Mais l'horaire que je m'étais fixé hier soir a complètement été chamboulé par la grâce divine et par la gentillesse d'une camionneuse mélomane. À force de dire que j'étais jaloux qu'elle ait obtenu des billets de faveur pour le show de Malajube hier, mon désespoir a fini par la faire craquer. Armé de son front de beu légendaire, elle a réussi à dénicher un billet supplémentaire pour ma carcasse.
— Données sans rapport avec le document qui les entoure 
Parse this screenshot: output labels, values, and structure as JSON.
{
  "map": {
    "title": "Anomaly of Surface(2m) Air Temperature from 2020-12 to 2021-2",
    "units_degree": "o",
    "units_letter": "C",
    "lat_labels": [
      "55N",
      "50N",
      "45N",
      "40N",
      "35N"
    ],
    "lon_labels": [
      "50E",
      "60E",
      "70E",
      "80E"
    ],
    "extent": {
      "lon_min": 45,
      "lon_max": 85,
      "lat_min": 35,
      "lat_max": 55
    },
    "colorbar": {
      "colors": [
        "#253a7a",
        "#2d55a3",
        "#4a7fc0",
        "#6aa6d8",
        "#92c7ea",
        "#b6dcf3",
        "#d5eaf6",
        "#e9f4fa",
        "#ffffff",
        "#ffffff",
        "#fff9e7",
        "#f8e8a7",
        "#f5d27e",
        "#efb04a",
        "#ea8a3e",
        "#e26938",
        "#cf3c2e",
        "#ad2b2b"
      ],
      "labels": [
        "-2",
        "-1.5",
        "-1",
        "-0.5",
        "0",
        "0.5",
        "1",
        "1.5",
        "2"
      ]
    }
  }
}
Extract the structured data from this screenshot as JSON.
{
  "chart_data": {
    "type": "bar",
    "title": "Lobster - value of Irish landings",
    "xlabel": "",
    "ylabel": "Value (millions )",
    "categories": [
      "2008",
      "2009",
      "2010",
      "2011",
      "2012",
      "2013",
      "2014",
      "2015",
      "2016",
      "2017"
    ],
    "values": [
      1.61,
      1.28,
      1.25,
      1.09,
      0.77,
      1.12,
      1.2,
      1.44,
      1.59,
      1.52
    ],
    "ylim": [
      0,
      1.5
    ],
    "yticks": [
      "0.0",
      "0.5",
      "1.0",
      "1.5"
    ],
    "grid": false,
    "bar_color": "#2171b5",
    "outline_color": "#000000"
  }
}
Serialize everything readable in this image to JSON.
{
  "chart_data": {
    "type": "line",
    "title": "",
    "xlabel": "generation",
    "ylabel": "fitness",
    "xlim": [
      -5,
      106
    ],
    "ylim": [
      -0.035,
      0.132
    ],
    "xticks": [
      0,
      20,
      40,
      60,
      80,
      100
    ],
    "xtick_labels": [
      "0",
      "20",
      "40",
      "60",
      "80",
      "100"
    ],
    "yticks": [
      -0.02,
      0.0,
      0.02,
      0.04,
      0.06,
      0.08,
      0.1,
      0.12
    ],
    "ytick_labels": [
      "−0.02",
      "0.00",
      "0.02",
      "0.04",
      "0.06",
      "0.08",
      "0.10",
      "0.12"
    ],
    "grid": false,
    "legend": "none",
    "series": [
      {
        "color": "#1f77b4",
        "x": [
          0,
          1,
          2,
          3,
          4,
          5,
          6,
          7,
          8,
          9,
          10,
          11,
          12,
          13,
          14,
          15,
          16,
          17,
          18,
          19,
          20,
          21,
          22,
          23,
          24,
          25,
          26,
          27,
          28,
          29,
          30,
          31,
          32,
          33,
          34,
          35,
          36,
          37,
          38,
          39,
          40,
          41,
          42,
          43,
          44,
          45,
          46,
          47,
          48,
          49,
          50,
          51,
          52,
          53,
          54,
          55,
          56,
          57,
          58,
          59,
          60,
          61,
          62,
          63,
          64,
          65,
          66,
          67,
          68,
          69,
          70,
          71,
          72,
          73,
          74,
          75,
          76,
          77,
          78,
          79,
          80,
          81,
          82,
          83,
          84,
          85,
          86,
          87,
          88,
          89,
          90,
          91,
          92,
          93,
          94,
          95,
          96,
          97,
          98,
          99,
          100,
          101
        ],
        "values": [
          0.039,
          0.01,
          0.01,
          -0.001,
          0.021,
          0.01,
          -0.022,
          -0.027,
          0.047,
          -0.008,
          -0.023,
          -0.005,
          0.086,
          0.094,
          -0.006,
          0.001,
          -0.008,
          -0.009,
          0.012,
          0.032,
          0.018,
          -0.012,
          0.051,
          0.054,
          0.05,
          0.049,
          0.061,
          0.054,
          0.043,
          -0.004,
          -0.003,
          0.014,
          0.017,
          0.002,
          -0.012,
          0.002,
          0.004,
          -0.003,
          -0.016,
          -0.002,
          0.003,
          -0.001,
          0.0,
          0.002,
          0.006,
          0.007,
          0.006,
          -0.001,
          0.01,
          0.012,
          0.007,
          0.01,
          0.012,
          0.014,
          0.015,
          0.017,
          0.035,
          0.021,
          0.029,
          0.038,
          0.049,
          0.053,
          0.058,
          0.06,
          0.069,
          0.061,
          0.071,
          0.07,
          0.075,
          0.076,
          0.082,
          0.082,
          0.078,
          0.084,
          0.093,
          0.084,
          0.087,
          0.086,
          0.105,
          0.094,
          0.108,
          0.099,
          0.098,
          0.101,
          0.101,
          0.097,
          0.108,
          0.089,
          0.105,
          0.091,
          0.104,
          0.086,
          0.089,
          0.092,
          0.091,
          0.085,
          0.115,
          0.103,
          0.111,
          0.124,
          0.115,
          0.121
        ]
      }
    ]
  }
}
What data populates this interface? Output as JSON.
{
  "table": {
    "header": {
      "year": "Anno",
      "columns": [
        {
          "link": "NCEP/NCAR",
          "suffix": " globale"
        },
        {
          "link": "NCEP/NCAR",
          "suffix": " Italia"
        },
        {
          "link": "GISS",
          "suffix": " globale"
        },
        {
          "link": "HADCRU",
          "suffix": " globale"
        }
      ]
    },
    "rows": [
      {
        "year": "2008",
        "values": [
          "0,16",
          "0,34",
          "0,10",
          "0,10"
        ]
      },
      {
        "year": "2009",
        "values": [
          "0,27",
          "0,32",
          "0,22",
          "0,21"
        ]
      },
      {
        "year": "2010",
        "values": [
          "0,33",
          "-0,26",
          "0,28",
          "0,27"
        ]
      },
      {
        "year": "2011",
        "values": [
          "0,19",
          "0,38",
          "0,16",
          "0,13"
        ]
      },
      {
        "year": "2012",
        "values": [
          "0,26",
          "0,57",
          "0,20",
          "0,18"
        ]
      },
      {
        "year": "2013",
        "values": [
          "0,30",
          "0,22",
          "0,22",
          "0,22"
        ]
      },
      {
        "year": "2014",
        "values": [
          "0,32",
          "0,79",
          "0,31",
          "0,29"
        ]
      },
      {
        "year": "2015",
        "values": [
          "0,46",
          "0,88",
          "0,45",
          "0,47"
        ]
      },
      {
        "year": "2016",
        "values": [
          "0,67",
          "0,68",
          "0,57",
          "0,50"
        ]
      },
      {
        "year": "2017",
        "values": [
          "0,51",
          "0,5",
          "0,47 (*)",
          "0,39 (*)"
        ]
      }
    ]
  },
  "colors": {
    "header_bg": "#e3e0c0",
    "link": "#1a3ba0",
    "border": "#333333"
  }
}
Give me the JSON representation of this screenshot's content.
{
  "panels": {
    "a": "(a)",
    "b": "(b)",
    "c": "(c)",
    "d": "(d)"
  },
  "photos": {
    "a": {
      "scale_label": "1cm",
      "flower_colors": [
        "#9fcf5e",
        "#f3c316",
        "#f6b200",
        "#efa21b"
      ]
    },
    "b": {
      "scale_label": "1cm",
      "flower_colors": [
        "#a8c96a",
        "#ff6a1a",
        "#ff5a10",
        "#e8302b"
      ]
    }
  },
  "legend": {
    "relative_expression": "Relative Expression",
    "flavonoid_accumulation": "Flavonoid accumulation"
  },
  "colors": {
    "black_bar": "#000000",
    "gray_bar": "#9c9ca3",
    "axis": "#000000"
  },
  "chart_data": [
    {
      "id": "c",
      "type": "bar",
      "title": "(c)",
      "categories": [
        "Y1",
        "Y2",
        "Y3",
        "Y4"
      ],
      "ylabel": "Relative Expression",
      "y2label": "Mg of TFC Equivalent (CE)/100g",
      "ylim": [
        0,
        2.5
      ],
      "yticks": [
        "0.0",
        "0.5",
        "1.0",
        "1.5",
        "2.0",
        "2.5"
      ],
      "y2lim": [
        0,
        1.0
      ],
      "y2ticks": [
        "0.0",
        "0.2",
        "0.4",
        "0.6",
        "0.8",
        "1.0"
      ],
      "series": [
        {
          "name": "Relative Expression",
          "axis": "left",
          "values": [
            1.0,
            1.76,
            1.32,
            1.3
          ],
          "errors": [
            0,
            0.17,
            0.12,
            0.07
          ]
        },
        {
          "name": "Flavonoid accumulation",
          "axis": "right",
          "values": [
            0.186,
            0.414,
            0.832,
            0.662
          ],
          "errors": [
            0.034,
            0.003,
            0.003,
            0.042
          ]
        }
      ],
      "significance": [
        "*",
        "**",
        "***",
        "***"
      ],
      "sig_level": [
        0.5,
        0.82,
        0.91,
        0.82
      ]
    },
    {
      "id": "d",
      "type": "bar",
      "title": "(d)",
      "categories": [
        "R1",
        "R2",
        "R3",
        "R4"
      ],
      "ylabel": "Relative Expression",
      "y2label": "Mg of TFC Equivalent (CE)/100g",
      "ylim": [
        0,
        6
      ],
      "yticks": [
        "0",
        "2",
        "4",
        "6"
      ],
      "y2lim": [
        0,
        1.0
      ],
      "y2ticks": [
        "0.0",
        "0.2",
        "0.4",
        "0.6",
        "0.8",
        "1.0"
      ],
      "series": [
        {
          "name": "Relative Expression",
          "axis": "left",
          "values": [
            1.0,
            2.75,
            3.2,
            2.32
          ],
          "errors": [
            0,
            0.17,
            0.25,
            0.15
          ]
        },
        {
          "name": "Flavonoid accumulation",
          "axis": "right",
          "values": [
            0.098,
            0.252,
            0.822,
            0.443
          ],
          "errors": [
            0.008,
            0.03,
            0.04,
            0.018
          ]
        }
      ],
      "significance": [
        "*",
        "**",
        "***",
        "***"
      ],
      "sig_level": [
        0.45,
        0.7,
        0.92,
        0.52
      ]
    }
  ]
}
Excellent show de la troupe de Julien Mineau et sa bande dans un Métropolis rempli au trois-quarts. Faut croire que le monde avait envie de profiter de la seule journée d'été qui nous était offert. Julien arborait un petit look fresh du milieu des années quatre-vingt qui lui donnait des airs de François Létourneau, P.A. dans Les Invincibles. Bizarre, j'attendais à tout moment l'apparition de Phantoman ou de Lyne-la-pas-fine. Excellent spectacle donc, à la hauteur de celui que j'avais vu précédemment au quinzième anniversaire de CISM. Mais pourquoi Julien ne dit-il jamais rien? Comment se fait-il que le groupe n'adresse jamais la parole aux fans en délire, se contentant d'enchaîner leurs succès comme un papa dans une maman bien huilée? Je repensais hier à des spectacles de Daniel Bélanger, habile conteur, qui sait tellement comment amener son public là où il veut avec des anecdotes et des histoires toutes plus incroyables les unes que les autres. En 2009, tu te dois d'être plus qu'un musicien pour garder tes fans. Tu dois maintenir ce lien privilégié et fragile qui s'établit lors des spectacles en parsemant ta prestation de clins d'oeil, en communiant par la parole avec tes disciples qui en prennent et qui s'abreuvent jusqu'à plus soif. Tu te dois d'être autant un artiste qu'un entertainer. Ça explique souvent la longévité et c'est ce qui fait que certains se démarquent plus que d'autres dans ce gigantesque fouillis de possibilités musicales.